Discussion in 'Forex Trading' started by nooty, Aug 28, 2008.

1. ### nooty

I'm sort of confused when I see a list of currency prices..

For example, take todays rate of the Bahraini Dinar.

1 USD = 0.37717 BD

1 BD = 2.6513

These rates are the London midmarket rates, right?

The Bahraini Dinar is pegged to the USD at 1 USD = 0.37600.

So can somebody explain why it fluctuates?

Also, when banks change dinars to US Dollars, and vice versa, for us, the rates are also different. What do they do exactly?

2. ### QuoteT_Brent

Hey Nooty,

The relationship between pairs is inverted.
So for the USD vs BD:
1 USD = 1/BD
1 BD = 1/USD

In otherwords:

1/.37717 = 2.6513
1/2.6513 = .37717

3. ### nooty

I know but I mean why doesnt it stay at .37600, why does it fluctuate

4. ### BigFunky

Presumably because of interest rate differentials. If the interest rates in Bahrain were higher than the US, and you were to use US dollars to buy Bahraini dinars and put them in the bank in Bahrain, you would earn more interest than if you put your US dollars in a US bank.

In the case of a forex transaction thorugh a broker you are basically borrowing one currency to buy another currency. If you were to borrow US dollars at a low interest rate to buy Bahraini dinars at a high interest rate, and the exchange rate was fixed, you would get a 'guaranteed' profit from the difference between the lending interest rate and the deposit interest rate (assuming that rate is actually positive).

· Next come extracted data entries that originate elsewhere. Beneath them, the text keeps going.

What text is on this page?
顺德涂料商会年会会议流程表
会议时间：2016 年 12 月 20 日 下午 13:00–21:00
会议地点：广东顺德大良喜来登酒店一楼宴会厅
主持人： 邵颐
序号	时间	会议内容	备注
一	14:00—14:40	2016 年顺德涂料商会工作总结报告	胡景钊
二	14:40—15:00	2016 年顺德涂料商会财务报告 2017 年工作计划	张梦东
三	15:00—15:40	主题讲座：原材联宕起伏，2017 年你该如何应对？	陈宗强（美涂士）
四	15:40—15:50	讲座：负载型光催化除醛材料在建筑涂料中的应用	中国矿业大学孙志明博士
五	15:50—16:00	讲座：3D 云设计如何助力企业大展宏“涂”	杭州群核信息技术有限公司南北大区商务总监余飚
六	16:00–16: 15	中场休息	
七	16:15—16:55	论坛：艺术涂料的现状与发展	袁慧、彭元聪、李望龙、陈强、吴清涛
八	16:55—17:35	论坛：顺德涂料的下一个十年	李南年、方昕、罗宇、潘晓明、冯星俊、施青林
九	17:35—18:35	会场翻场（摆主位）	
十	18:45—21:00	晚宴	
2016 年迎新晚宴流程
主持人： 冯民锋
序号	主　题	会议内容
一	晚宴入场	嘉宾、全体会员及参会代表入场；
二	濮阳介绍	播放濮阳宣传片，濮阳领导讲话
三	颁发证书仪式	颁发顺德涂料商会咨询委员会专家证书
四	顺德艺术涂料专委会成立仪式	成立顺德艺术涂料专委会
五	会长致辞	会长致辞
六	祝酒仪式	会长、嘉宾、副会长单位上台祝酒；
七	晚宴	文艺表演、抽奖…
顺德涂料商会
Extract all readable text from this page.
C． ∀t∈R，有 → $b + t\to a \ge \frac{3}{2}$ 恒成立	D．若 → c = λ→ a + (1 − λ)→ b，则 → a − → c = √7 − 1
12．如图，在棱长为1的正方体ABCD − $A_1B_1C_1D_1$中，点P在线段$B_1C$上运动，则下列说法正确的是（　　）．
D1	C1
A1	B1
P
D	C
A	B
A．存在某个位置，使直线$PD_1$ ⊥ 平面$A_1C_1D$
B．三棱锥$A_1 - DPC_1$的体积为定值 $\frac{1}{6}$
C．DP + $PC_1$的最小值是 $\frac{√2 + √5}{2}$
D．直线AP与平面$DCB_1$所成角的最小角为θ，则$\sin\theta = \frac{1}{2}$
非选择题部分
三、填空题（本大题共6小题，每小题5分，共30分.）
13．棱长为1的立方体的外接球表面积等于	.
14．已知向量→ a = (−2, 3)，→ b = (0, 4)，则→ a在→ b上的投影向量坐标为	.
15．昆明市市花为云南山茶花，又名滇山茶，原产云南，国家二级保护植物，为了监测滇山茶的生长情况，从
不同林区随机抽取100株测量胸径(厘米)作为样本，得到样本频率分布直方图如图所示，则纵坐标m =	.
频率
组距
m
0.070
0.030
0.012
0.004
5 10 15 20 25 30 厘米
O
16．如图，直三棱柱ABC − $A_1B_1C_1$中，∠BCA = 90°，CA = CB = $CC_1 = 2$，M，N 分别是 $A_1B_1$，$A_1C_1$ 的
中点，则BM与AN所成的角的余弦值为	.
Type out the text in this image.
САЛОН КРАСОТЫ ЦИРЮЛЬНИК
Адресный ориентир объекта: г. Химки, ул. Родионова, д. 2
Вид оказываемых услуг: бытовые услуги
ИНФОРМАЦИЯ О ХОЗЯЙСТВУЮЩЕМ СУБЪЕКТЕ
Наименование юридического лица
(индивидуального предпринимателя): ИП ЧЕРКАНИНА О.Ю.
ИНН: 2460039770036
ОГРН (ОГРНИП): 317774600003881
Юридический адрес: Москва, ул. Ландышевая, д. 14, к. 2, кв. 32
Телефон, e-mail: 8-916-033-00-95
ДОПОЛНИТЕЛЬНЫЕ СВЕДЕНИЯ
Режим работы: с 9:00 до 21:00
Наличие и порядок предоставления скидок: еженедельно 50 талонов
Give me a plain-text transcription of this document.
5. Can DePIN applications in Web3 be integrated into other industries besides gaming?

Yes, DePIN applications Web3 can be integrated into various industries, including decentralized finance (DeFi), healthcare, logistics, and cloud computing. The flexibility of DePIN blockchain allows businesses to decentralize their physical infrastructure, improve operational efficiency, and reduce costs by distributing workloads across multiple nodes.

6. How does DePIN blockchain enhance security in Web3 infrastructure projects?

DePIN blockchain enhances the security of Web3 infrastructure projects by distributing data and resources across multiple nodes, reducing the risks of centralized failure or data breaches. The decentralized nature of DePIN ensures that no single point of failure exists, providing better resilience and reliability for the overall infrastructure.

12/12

Accordingly the exchange rate you are offered takes this into account, because nobody wants you to get free money. So the fluctuations result from changes in actual interest rates, and the perceived potential for changes in interest rates.

5. ### nooty

I thought it was about supply/demand? Doesnt the Bahraini Central Bank buy/sell Bahraini Dinars to maintain the peg?

6. ### BigFunky

Sure, possibly that's it depending on how the central bank maintains the fixed rate. If it does so by buying and selling on the open market rather than by restricting how and by whom the currency is traded.